E, spesso, ci sono gli strumenti ma non si sa come applicarli perché mancano le competenze. «Ci stiamo chiedendo cosa trasferire ma non come farlo – ha affermato Mario Vitale, Chief Commercial Officer di Digit’ed – Se il digitale rappresenta uno strumento essenziale, da un altro lato le competenze vanno insegnate a una popolazione che è cambiata nel modo di apprendere».
Progetti e best case
Attraverso la promozione di iniziative per la formazione e l’inclusione dei giovani, in un quadro complessivo di interventi a forte valore sociale, si può riuscire a cambiare qualcosa. Qualche esempio è rappresentato dal programma “Giovani e Lavoro”, avviato nel 2019 per incrociare esigenze delle imprese e skills dei giovani. «Per accedere al programma non si richiedono skills specifiche, ma si deve passare una selezione che prevede percorsi brevi ed esperienziali – ha affermato Paolo Bonassi, responsabile direzione Strategic Support Intesa Sanpaolo – Siamo partiti nel 2019 con 3 corsi nei settori alberghiero e del digitale, dedicati a sviluppatori. Oggi siamo presenti in 15 regioni e l’80% dei ragazzi che completa il percorso trova lavoro». “Social Intelligence” è, invece, stato pensato in contrasto alla povertà educativa e al fenomeno dei neet.
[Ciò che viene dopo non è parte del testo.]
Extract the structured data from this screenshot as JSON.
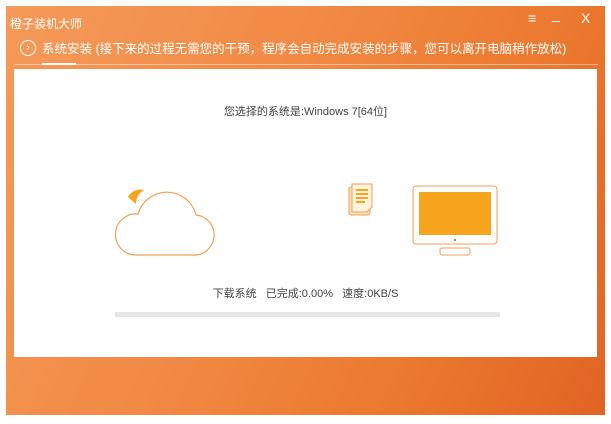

In collaborazione con Nuvola Verde e Talent Garden, Intesa Sanpaolo ha anche creato percorsi di orientamento virtuosi per i ragazzi attraverso i social media e, con TAG, “Ideas2Grow”, un programma che rappresenta un incentivo all’imprenditorialità nel settore dell’Agritech. «Si tratta di un’iniziativa che parte dal Sud, dove c’è necessità di investire in modo concreto con le aziende e i territori per la valorizzazione delle idee imprenditoriali più innovative con azioni di sistema volte a generare un impatto forte e concreto», ha affermato Davide Dattoli.
L’Osservatorio Look4ward
L’Osservatorio lanciato da Intesa Sanpaolo si occupa, ogni semestre, di pubblicare uno studio qualitativo e quantitativo sulle competenze del mercato del lavoro nei settori Hospitality, Agrifood, Energy, Social & Health, Banking, It, con focus verticali su trend di rilievo – neet, passaggio generazionale, silver economy, blue economy e altri. «Si tratta di una reale opportunità per lanciare una roadmap e un diverso approccio al tema dei “neet”, una parola che non ci piace e che vogliamo convertire in “teen“, che sta per “territorio”, “engagement”, “empowerment”, “network”», conclude Elisa Zambito. La mission dell’Osservatorio è quella di far emergere quali sono le priorità necessarie alla riqualificazione delle figure professionali e favorire l’inclusione socio-lavorativa.